Теперь и люди, собравшиеся на
Можно ударить по живой плоти из кремлёвских пушек. Кровавые ошметья полетят. Но и посадские не зря грузили телеги порохом.
Трудно сказать, зачем тогда на Лобном месте стояла пушка. Для убедительности при выкликании приказов? Или чтобы ударить поверх голов в случае возмущения? Зачем ни стояла, была исправна. Пушкарь из посадских заложил порох, вкатил железное ядро, помощнички поворотили её рылом на Спасские ворота, святая святых Кремля, царский выезд.
Стрельцы теснили толпу конями, не решаясь убивать. На помощь вылезли из Кремля пешие, стали пихаться древками бердышей с железными пятками. Боярские слуги, не пропущенные в ворота, и посадские тоже сперва остерегались, но как передних потоптали, рассердились все. Первая кровь, как водится, невинная, хлестанула из конского горла. Потом железо — крючья, сабли, кривые лезвия бердышей — стали когтить людей. Стрельцы хотели загнать посадских в ров или на заболоченную Неглинную, покрытую раскисшим снегом. Но скоро их самих утеснили, не размахнуться. Среди слободских, как при всех беспорядках, хватало ночного ворья, душегубцев. Те стали доставать стрельцов запазушными кистенями. У них железных шапок не водилось, только хлопчатые, простёганные проволокой. А против воровского пёрышка-ножа в толпе и вовсе обороны нет.

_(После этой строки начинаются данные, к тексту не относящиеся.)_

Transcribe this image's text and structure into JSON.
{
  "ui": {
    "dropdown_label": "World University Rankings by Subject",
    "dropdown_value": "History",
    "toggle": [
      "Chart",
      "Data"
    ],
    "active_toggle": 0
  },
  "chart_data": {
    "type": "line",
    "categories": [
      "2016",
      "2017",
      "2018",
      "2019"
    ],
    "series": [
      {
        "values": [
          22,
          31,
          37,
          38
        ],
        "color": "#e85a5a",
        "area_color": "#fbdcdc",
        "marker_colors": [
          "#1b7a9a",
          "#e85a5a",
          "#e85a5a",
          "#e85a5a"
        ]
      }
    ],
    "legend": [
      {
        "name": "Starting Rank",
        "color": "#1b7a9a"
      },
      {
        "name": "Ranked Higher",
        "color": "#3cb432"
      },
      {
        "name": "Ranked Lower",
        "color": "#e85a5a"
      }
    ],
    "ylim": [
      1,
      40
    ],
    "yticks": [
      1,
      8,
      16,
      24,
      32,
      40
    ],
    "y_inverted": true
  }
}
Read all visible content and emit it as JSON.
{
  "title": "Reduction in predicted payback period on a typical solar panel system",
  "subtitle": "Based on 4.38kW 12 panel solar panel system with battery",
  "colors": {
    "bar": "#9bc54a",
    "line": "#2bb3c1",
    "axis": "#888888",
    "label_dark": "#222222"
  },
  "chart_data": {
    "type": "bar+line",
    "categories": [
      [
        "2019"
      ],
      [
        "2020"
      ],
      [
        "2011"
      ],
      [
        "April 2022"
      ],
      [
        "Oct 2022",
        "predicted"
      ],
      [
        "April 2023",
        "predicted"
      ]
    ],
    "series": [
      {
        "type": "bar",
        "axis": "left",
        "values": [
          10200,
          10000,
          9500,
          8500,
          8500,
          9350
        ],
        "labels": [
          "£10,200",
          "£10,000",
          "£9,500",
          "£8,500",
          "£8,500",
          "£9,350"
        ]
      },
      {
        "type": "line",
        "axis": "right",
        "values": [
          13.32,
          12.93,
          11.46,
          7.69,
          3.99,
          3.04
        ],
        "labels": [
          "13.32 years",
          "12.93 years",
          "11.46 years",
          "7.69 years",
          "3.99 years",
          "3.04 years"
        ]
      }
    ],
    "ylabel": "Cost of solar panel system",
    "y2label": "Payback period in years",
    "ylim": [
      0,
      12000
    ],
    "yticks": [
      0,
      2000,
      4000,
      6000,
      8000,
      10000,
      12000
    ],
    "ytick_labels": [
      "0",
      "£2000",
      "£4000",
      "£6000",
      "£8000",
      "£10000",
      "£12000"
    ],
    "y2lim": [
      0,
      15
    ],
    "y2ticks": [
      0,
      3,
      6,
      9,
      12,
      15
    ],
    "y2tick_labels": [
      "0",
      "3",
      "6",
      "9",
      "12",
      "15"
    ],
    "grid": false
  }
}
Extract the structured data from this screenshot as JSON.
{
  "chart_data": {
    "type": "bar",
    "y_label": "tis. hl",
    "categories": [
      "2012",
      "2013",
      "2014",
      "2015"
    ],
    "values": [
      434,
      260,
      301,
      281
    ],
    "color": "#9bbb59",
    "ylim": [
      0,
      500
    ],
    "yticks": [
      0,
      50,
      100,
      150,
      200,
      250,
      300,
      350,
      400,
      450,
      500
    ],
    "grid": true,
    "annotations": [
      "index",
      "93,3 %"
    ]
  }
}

Филипка метался в первые ряды, под самые копыта. Казаки не останавливали его: жизнь человеку даётся и отнимается Божьей волей, необъяснимой и неумолимой. Одной Владычице Небесной, покровительнице Сечи, ведомы её тайные извивы. Потому в Запорогах все церкви посвящены Покрову Богородицы, что всё-таки надеются на её заступничество, как на ворожбу. Женщины все ворожеи... И тут удачно получилось, что площадь осеняет Покровский храм, его пасхально изукрашенные маковки оберегут Филипку.
Не Богородица ли внушила земским боярам и Годунову объединиться, извергнув Богдана Бельского? Кто-то из совещавшихся даже предложил отдать его толпе. Не согласились: порвут в кровавые клочья, грех на всех и неприлично перед поляками. Но раньше, чем пушка на Лобном месте выплюнула ядро, раздался сигнал рожка. Стрельцы проворно втягивались в ворота — железозубая змея, чешуйчато мерцающая зелёным, красным, синим. Ещё не всё её тулово упряталось, когда на башне взвыла пронзительная сурна, помост перед воротами очистили, и на него ступили бояре Мстиславский, Юрьев, Шереметев.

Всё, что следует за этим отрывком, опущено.